Government Commitments

Government Commitments to Truth and Reconciliation

NDP government allows Manitoba Hydro to deal directly with Indigenous nations again

October 31, 2023

Premier Wab Kinew’s cabinet rescinds PC restriction on Crown corporation’s negotiations

A closeup of a blue sign outside a building with a logo reading "Manitoba Hydro."
Manitoba Hydro is now permitted to speak to Indigenous governments again. (Trevor Brine/CBC)

CBC Indigenous: Manitoba’s NDP government is once again allowing Manitoba Hydro to deal directly with Indigenous nations.

Premier Wab Kinew said Tuesday his cabinet has rescinded a Progressive Conservative order that prevented the Crown corporation from engaging in talks with First Nations, Métis and Inuit governments.

“This is a significant message to the corporation that they need to dramatically improve the way they engage with Indigenous nations across Manitoba,” Kinew told an assembly of the Keewatin Tribal Council at Winnipeg’s Wyndham Garden Hotel.
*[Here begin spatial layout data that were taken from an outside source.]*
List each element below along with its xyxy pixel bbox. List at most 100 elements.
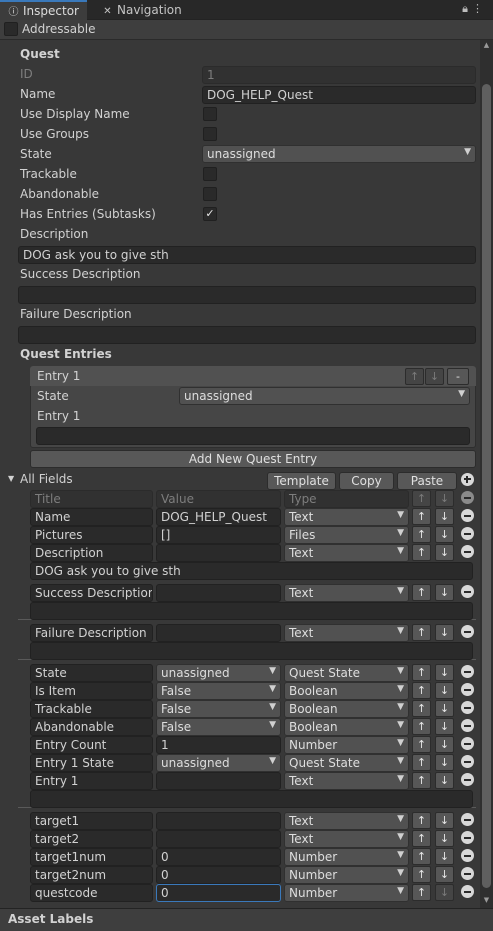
field-title[interactable]: target1 — [30, 812, 153, 830]
remove-field-icon[interactable] — [461, 737, 474, 750]
field-type-dropdown[interactable]: Quest State ▼ — [284, 664, 409, 682]
move-down-button[interactable]: ↓ — [435, 884, 454, 901]
move-up-button[interactable]: ↑ — [412, 884, 431, 901]
field-value-input[interactable] — [156, 812, 281, 830]
abandonable-checkbox[interactable] — [203, 187, 217, 201]
field-value-dropdown[interactable]: False ▼ — [156, 700, 281, 718]
move-up-button[interactable]: ↑ — [412, 544, 431, 561]
remove-field-icon[interactable] — [461, 527, 474, 540]
remove-field-icon[interactable] — [461, 545, 474, 558]
remove-field-icon[interactable] — [461, 773, 474, 786]
field-value-input[interactable]: [] — [156, 526, 281, 544]
field-value-input[interactable]: 1 — [156, 736, 281, 754]
field-value-input[interactable] — [156, 544, 281, 562]
template-button[interactable]: Template — [267, 472, 336, 490]
use-groups-checkbox[interactable] — [203, 127, 217, 141]
move-up-button[interactable]: ↑ — [412, 848, 431, 865]
lock-icon[interactable]: 🔒︎ — [462, 2, 472, 15]
field-type-dropdown[interactable]: Text ▼ — [284, 812, 409, 830]
field-type-dropdown[interactable]: Number ▼ — [284, 736, 409, 754]
remove-field-icon[interactable] — [461, 625, 474, 638]
field-value-input[interactable] — [156, 584, 281, 602]
field-long-value[interactable] — [30, 642, 473, 660]
state-dropdown[interactable]: unassigned ▼ — [202, 145, 476, 163]
move-down-button[interactable]: ↓ — [435, 664, 454, 681]
remove-field-icon[interactable] — [461, 849, 474, 862]
more-icon[interactable]: ⋮ — [472, 2, 487, 15]
field-title[interactable]: Entry 1 State — [30, 754, 153, 772]
remove-field-icon[interactable] — [461, 813, 474, 826]
move-up-button[interactable]: ↑ — [412, 682, 431, 699]
move-up-button[interactable]: ↑ — [412, 718, 431, 735]
field-title[interactable]: Entry 1 — [30, 772, 153, 790]
field-title[interactable]: Abandonable — [30, 718, 153, 736]
field-value-dropdown[interactable]: unassigned ▼ — [156, 664, 281, 682]
move-down-button[interactable]: ↓ — [435, 526, 454, 543]
scrollbar-thumb[interactable] — [482, 84, 491, 888]
field-value-input[interactable] — [156, 830, 281, 848]
move-up-button[interactable]: ↑ — [412, 508, 431, 525]
move-up-button[interactable]: ↑ — [412, 664, 431, 681]
foldout-arrow-icon[interactable]: ▼ — [8, 474, 14, 483]
move-down-button[interactable]: ↓ — [435, 866, 454, 883]
field-title[interactable]: target2num — [30, 866, 153, 884]
description-field[interactable]: DOG ask you to give sth — [18, 246, 476, 264]
field-type-dropdown[interactable]: Number ▼ — [284, 848, 409, 866]
asset-labels-bar[interactable]: Asset Labels — [0, 908, 493, 931]
use-display-name-checkbox[interactable] — [203, 107, 217, 121]
addressable-checkbox[interactable] — [4, 22, 18, 36]
scroll-down-icon[interactable]: ▼ — [481, 896, 492, 906]
field-title[interactable]: Pictures — [30, 526, 153, 544]
field-value-input[interactable] — [156, 624, 281, 642]
move-up-button[interactable]: ↑ — [412, 866, 431, 883]
field-type-dropdown[interactable]: Text ▼ — [284, 772, 409, 790]
remove-field-icon[interactable] — [461, 867, 474, 880]
remove-field-icon[interactable] — [461, 585, 474, 598]
field-long-value[interactable]: DOG ask you to give sth — [30, 562, 473, 580]
field-long-value[interactable] — [30, 602, 473, 620]
move-down-button[interactable]: ↓ — [435, 718, 454, 735]
move-up-button[interactable]: ↑ — [412, 584, 431, 601]
has-entries-checkbox[interactable]: ✓ — [203, 207, 217, 221]
field-type-dropdown[interactable]: Quest State ▼ — [284, 754, 409, 772]
move-down-button[interactable]: ↓ — [435, 700, 454, 717]
field-title[interactable]: Entry Count — [30, 736, 153, 754]
move-down-button[interactable]: ↓ — [435, 736, 454, 753]
trackable-checkbox[interactable] — [203, 167, 217, 181]
scroll-up-icon[interactable]: ▲ — [481, 41, 492, 51]
copy-button[interactable]: Copy — [339, 472, 394, 490]
remove-field-icon[interactable] — [461, 701, 474, 714]
move-down-button[interactable]: ↓ — [435, 754, 454, 771]
field-value-input[interactable] — [156, 772, 281, 790]
remove-field-icon[interactable] — [461, 885, 474, 898]
move-down-button[interactable]: ↓ — [435, 624, 454, 641]
entry-move-up-button[interactable]: ↑ — [405, 368, 424, 385]
field-type-dropdown[interactable]: Text ▼ — [284, 508, 409, 526]
entry-remove-button[interactable]: - — [447, 368, 469, 385]
move-up-button[interactable]: ↑ — [412, 700, 431, 717]
field-type-dropdown[interactable]: Number ▼ — [284, 884, 409, 902]
field-value-input[interactable]: 0 — [156, 848, 281, 866]
field-title[interactable]: Is Item — [30, 682, 153, 700]
add-field-icon[interactable] — [461, 473, 474, 486]
move-down-button[interactable]: ↓ — [435, 812, 454, 829]
field-type-dropdown[interactable]: Boolean ▼ — [284, 682, 409, 700]
field-title[interactable]: Trackable — [30, 700, 153, 718]
field-type-dropdown[interactable]: Text ▼ — [284, 584, 409, 602]
name-field[interactable]: DOG_HELP_Quest — [202, 86, 476, 104]
field-value-dropdown[interactable]: unassigned ▼ — [156, 754, 281, 772]
field-type-dropdown[interactable]: Boolean ▼ — [284, 700, 409, 718]
remove-field-icon[interactable] — [461, 683, 474, 696]
tab-inspector[interactable]: ⓘ Inspector — [0, 0, 87, 20]
field-title[interactable]: State — [30, 664, 153, 682]
remove-field-icon[interactable] — [461, 719, 474, 732]
failure-description-field[interactable] — [18, 326, 476, 344]
move-down-button[interactable]: ↓ — [435, 544, 454, 561]
field-value-dropdown[interactable]: False ▼ — [156, 682, 281, 700]
entry-state-dropdown[interactable]: unassigned ▼ — [179, 387, 470, 405]
add-quest-entry-button[interactable]: Add New Quest Entry — [30, 450, 476, 468]
field-type-dropdown[interactable]: Text ▼ — [284, 624, 409, 642]
remove-field-icon[interactable] — [461, 665, 474, 678]
field-title[interactable]: questcode — [30, 884, 153, 902]
field-title[interactable]: Failure Description — [30, 624, 153, 642]
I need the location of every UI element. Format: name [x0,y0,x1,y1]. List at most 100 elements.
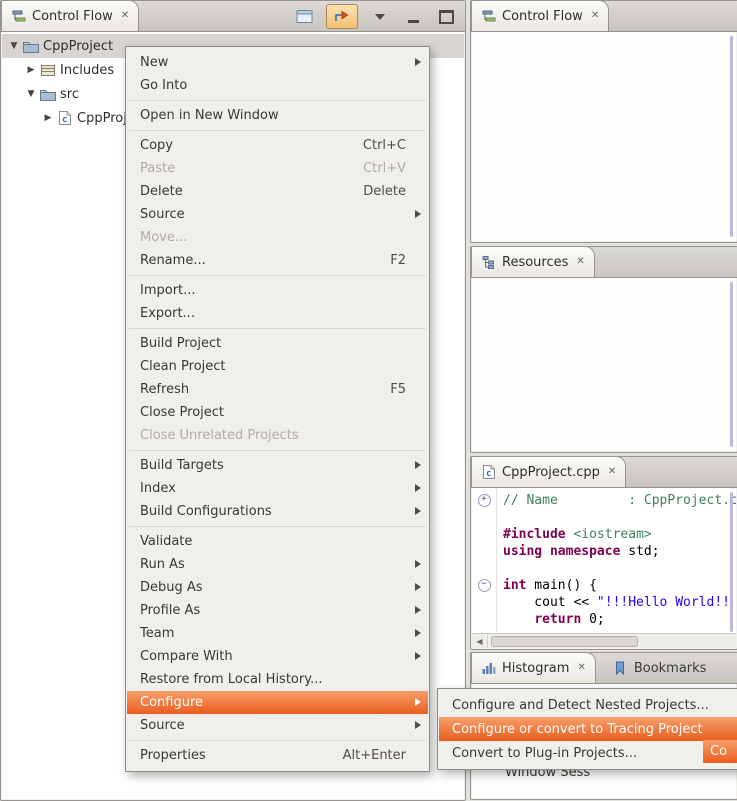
menu-item-label: New [140,55,168,70]
code-token: // Name : CppProject.c [503,493,736,508]
menu-item-close-project[interactable]: Close Project [127,401,428,424]
menu-item-source[interactable]: Source [127,714,428,737]
close-icon[interactable] [608,467,616,477]
link-toggle-icon[interactable] [326,4,358,29]
fold-collapsed-icon[interactable]: + [478,494,491,507]
code-token: "!!!Hello World!! [597,595,730,610]
menu-item-move: Move... [127,226,428,249]
menu-item-label: Run As [140,557,185,572]
menu-item-accelerator: Ctrl+V [335,161,406,176]
control-flow-graph-content [472,32,736,241]
code-line: #include <iostream> [503,526,736,543]
collapse-arrow-icon[interactable] [23,89,39,99]
code-token: #include [503,527,566,542]
menu-item-label: Index [140,481,176,496]
submenu-arrow-icon [415,629,421,637]
menu-item-label: Configure and Detect Nested Projects... [452,698,709,713]
menu-item-convert-to-plug-in-projects[interactable]: Convert to Plug-in Projects... [439,741,737,765]
tab-control-flow-left[interactable]: Control Flow [1,0,139,31]
code-area[interactable]: // Name : CppProject.c #include <iostream… [497,488,736,634]
menu-item-validate[interactable]: Validate [127,530,428,553]
minimize-icon[interactable] [402,5,424,28]
code-line: using namespace std; [503,543,736,560]
menu-item-rename[interactable]: Rename...F2 [127,249,428,272]
tab-resources[interactable]: Resources [471,246,595,277]
code-token: cout << [503,595,597,610]
menu-item-compare-with[interactable]: Compare With [127,645,428,668]
view-toolbar [293,4,457,29]
menu-item-debug-as[interactable]: Debug As [127,576,428,599]
menu-item-delete[interactable]: DeleteDelete [127,180,428,203]
menu-item-properties[interactable]: PropertiesAlt+Enter [127,744,428,767]
editor-tabbar: c CppProject.cpp [471,457,737,488]
bookmarks-icon [612,660,629,676]
close-icon[interactable] [121,11,129,21]
resources-tabbar: Resources [471,247,737,278]
menu-item-build-project[interactable]: Build Project [127,332,428,355]
menu-item-accelerator: Ctrl+C [335,138,406,153]
menu-item-label: Build Targets [140,458,224,473]
code-line: // Name : CppProject.c [503,492,736,509]
menu-item-label: Team [140,626,174,641]
submenu-arrow-icon [415,507,421,515]
submenu-arrow-icon [415,560,421,568]
submenu-arrow-icon [415,210,421,218]
menu-item-new[interactable]: New [127,51,428,74]
code-editor[interactable]: +− // Name : CppProject.c#include <iostr… [472,488,736,634]
menu-item-import[interactable]: Import... [127,279,428,302]
menu-item-team[interactable]: Team [127,622,428,645]
resources-content [472,278,736,451]
close-icon[interactable] [577,663,585,673]
code-line: int main() { [503,577,736,594]
menu-item-build-targets[interactable]: Build Targets [127,454,428,477]
left-panel-tabbar: Control Flow [1,1,465,32]
menu-item-build-configurations[interactable]: Build Configurations [127,500,428,523]
maximize-icon[interactable] [435,5,457,28]
expand-arrow-icon[interactable] [23,65,39,75]
horizontal-scrollbar[interactable] [472,633,736,648]
menu-item-configure-or-convert-to-tracing-project[interactable]: Configure or convert to Tracing Project [439,717,737,741]
fold-gutter: +− [472,488,497,634]
menu-item-index[interactable]: Index [127,477,428,500]
tab-bookmarks[interactable]: Bookmarks [604,653,716,683]
scrollbar-thumb[interactable] [491,636,638,647]
menu-item-source[interactable]: Source [127,203,428,226]
vertical-scrollbar[interactable] [730,492,733,632]
menu-item-label: Clean Project [140,359,226,374]
menu-item-copy[interactable]: CopyCtrl+C [127,134,428,157]
menu-item-configure-and-detect-nested-projects[interactable]: Configure and Detect Nested Projects... [439,693,737,717]
menu-item-run-as[interactable]: Run As [127,553,428,576]
menu-item-label: Validate [140,534,192,549]
tab-control-flow-right[interactable]: Control Flow [471,0,609,31]
menu-item-clean-project[interactable]: Clean Project [127,355,428,378]
vertical-scrollbar[interactable] [730,282,733,447]
overflow-menu-fragment[interactable]: Co [703,740,737,763]
close-icon[interactable] [576,257,584,267]
fold-gutter-cell: + [472,492,496,509]
vertical-scrollbar[interactable] [730,36,733,237]
menu-item-export[interactable]: Export... [127,302,428,325]
collapse-arrow-icon[interactable] [6,41,22,51]
control-flow-graph-panel: Control Flow [470,0,737,243]
menu-item-restore-from-local-history[interactable]: Restore from Local History... [127,668,428,691]
expand-arrow-icon[interactable] [40,113,56,123]
folder-icon [39,86,56,102]
close-icon[interactable] [591,11,599,21]
view-menu-icon[interactable] [369,5,391,28]
menu-item-label: Delete [140,184,183,199]
menu-item-go-into[interactable]: Go Into [127,74,428,97]
focus-view-icon[interactable] [293,5,315,28]
menu-separator [127,325,428,332]
menu-item-profile-as[interactable]: Profile As [127,599,428,622]
scroll-left-arrow-icon[interactable] [472,635,488,648]
menu-item-accelerator: F2 [362,253,406,268]
fold-expanded-icon[interactable]: − [478,579,491,592]
menu-item-configure[interactable]: Configure [127,691,428,714]
code-token: std; [620,544,659,559]
submenu-arrow-icon [415,652,421,660]
menu-item-open-in-new-window[interactable]: Open in New Window [127,104,428,127]
fold-gutter-cell [472,526,496,543]
tab-histogram[interactable]: Histogram [471,652,596,683]
tab-cppproject-cpp[interactable]: c CppProject.cpp [471,456,626,487]
menu-item-refresh[interactable]: RefreshF5 [127,378,428,401]
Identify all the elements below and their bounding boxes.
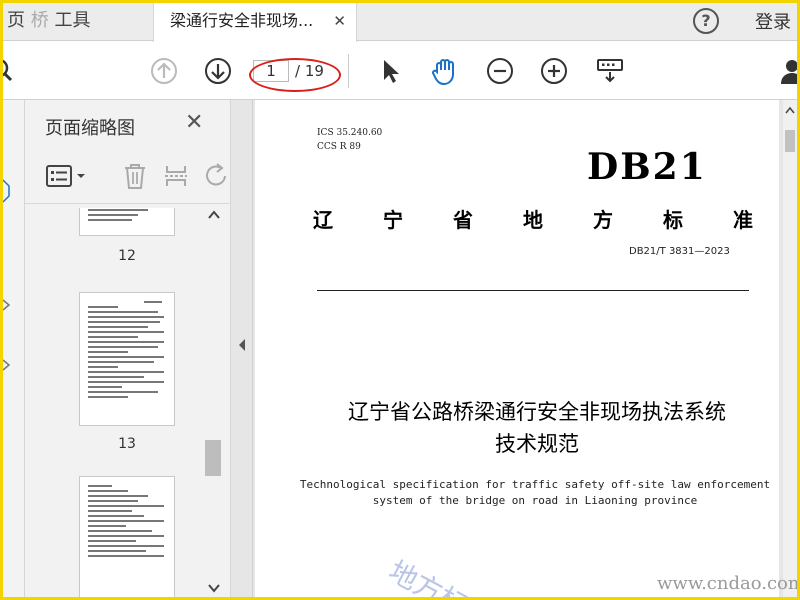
hand-tool-icon[interactable] xyxy=(429,56,459,86)
doc-scrollbar-thumb[interactable] xyxy=(785,130,795,152)
thumbnail-page-number: 13 xyxy=(118,436,136,452)
doc-divider xyxy=(317,290,749,291)
zoom-in-icon[interactable] xyxy=(539,56,569,86)
doc-standard-char: 省 xyxy=(453,208,473,232)
doc-ics-code: ICS 35.240.60 xyxy=(317,128,383,138)
login-button[interactable]: 登录 xyxy=(755,3,791,41)
delete-page-icon[interactable] xyxy=(121,162,149,194)
close-tab-icon[interactable]: ✕ xyxy=(333,3,346,39)
panel-toolbar xyxy=(25,152,231,204)
app-window: 页 桥 工具 梁通行安全非现场... ✕ ? 登录 1 / 19 页面缩略图 ✕… xyxy=(3,3,797,597)
document-scrollbar[interactable] xyxy=(783,100,797,597)
tab-document[interactable]: 梁通行安全非现场... ✕ xyxy=(153,3,357,42)
toolbar: 1 / 19 xyxy=(3,42,797,100)
previous-page-icon[interactable] xyxy=(149,56,179,86)
rotate-page-icon[interactable] xyxy=(203,162,231,194)
tab-bar: 页 桥 工具 梁通行安全非现场... ✕ ? 登录 xyxy=(3,3,797,42)
next-page-icon[interactable] xyxy=(203,56,233,86)
help-button[interactable]: ? xyxy=(693,8,719,34)
select-cursor-icon[interactable] xyxy=(375,56,405,86)
site-watermark: www.cndao.com xyxy=(657,573,797,594)
doc-standard-char: 准 xyxy=(733,208,753,232)
navigation-strip xyxy=(3,100,25,597)
zoom-out-icon[interactable] xyxy=(485,56,515,86)
search-icon[interactable] xyxy=(3,56,19,86)
thumbnail-scrollbar[interactable] xyxy=(203,208,227,597)
toolbar-divider xyxy=(348,54,349,88)
doc-watermark: 地方标 xyxy=(383,554,473,597)
tab-home[interactable]: 页 桥 工具 xyxy=(3,3,153,41)
doc-scroll-up-icon[interactable] xyxy=(785,106,795,114)
account-icon[interactable] xyxy=(777,56,797,86)
extract-page-icon[interactable] xyxy=(163,162,191,194)
doc-standard-number: DB21/T 3831—2023 xyxy=(629,246,730,257)
thumbnail-options-icon[interactable] xyxy=(45,162,91,194)
tab-document-label: 梁通行安全非现场... xyxy=(170,11,314,30)
page-thumbnail[interactable] xyxy=(79,476,175,597)
tab-home-label: 页 xyxy=(7,10,25,31)
panel-collapse-bar[interactable] xyxy=(231,100,253,597)
doc-db-mark: DB21 xyxy=(587,146,707,188)
doc-english-title-line1: Technological specification for traffic … xyxy=(299,478,771,491)
doc-standard-char: 方 xyxy=(593,208,613,232)
page-thumbnail[interactable] xyxy=(79,208,175,236)
scroll-down-icon[interactable] xyxy=(207,581,221,595)
doc-title-line2: 技术规范 xyxy=(495,432,579,456)
doc-standard-char: 标 xyxy=(663,208,683,232)
doc-title-line1: 辽宁省公路桥梁通行安全非现场执法系统 xyxy=(348,400,726,424)
doc-standard-char: 地 xyxy=(523,208,543,232)
collapse-panel-icon[interactable] xyxy=(237,338,247,352)
thumbnail-list: 12 13 xyxy=(25,208,201,597)
doc-standard-char: 辽 xyxy=(313,208,333,232)
document-page: ICS 35.240.60 CCS R 89 DB21 辽 宁 省 地 方 标 … xyxy=(255,100,779,597)
tab-tools-label[interactable]: 工具 xyxy=(54,10,90,31)
scroll-up-icon[interactable] xyxy=(207,208,221,222)
close-panel-icon[interactable]: ✕ xyxy=(185,110,203,135)
tab-home-watermark: 桥 xyxy=(30,10,49,31)
keyboard-scroll-icon[interactable] xyxy=(595,56,625,86)
doc-standard-char: 宁 xyxy=(383,208,403,232)
thumbnail-panel: 页面缩略图 ✕ 12 13 xyxy=(25,100,231,597)
scrollbar-thumb[interactable] xyxy=(205,440,221,476)
doc-ccs-code: CCS R 89 xyxy=(317,142,361,152)
doc-standard-heading: 辽 宁 省 地 方 标 准 xyxy=(313,204,753,233)
thumbnail-page-number: 12 xyxy=(118,248,136,264)
page-thumbnail[interactable] xyxy=(79,292,175,426)
panel-title: 页面缩略图 xyxy=(45,118,135,139)
doc-english-title-line2: system of the bridge on road in Liaoning… xyxy=(372,494,698,507)
navigation-icons xyxy=(3,179,11,371)
page-highlight-annotation xyxy=(249,58,341,92)
document-viewport: ICS 35.240.60 CCS R 89 DB21 辽 宁 省 地 方 标 … xyxy=(253,100,797,597)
The premier called it “a first step among many” his government will take to improve Manitoba Hydro.

Former premier Brian Pallister put the order in place after his government nixed a financial settlement between Manitoba Hydro and the Manitoba Métis Federation in 2018. 

Kinew said Pallister blamed the deal for a mass resignation of Manitoba Hydro’s board.

“This order was one of the steps he put in place to try to legitimize the excuse-making that he was doing at the time,” Kinew said of Pallister. “What it also means is not only the MMF, but many First Nations were prevented from going to Hydro and getting legitimate issues dealt with.”

The Métis Federation and Hydro eventually reconciled during the final months of former premier Heather Stefanson’s PC government.

In August, the MMF and Hydro signed a 50-year, $120-million deal intended to address the effects of hydroelectric developments on Métis people throughout the province, and define how the two organizations can work together on future Hydro projects.

Nonetheless, federation president David Chartrand said he was pleased to see the Kinew government end the restriction on Manitoba Hydro’s ability to speak to Indigenous governments.

The policy and order put in place under Pallister were “nothing more than vengeful attempts to deflect attention and feed mistruths to Manitobans about the Hydro board’s mass resignation, while blaming the MMF,” Chartrand said in a statement.

He described the order as “an openly discriminatory policy that was set up to divide Manitobans and pit us against each other.”

Manitoba Hydro spokesperson Bruce Owen said in a statement the Crown corporation is pleased to work toward reconciliation.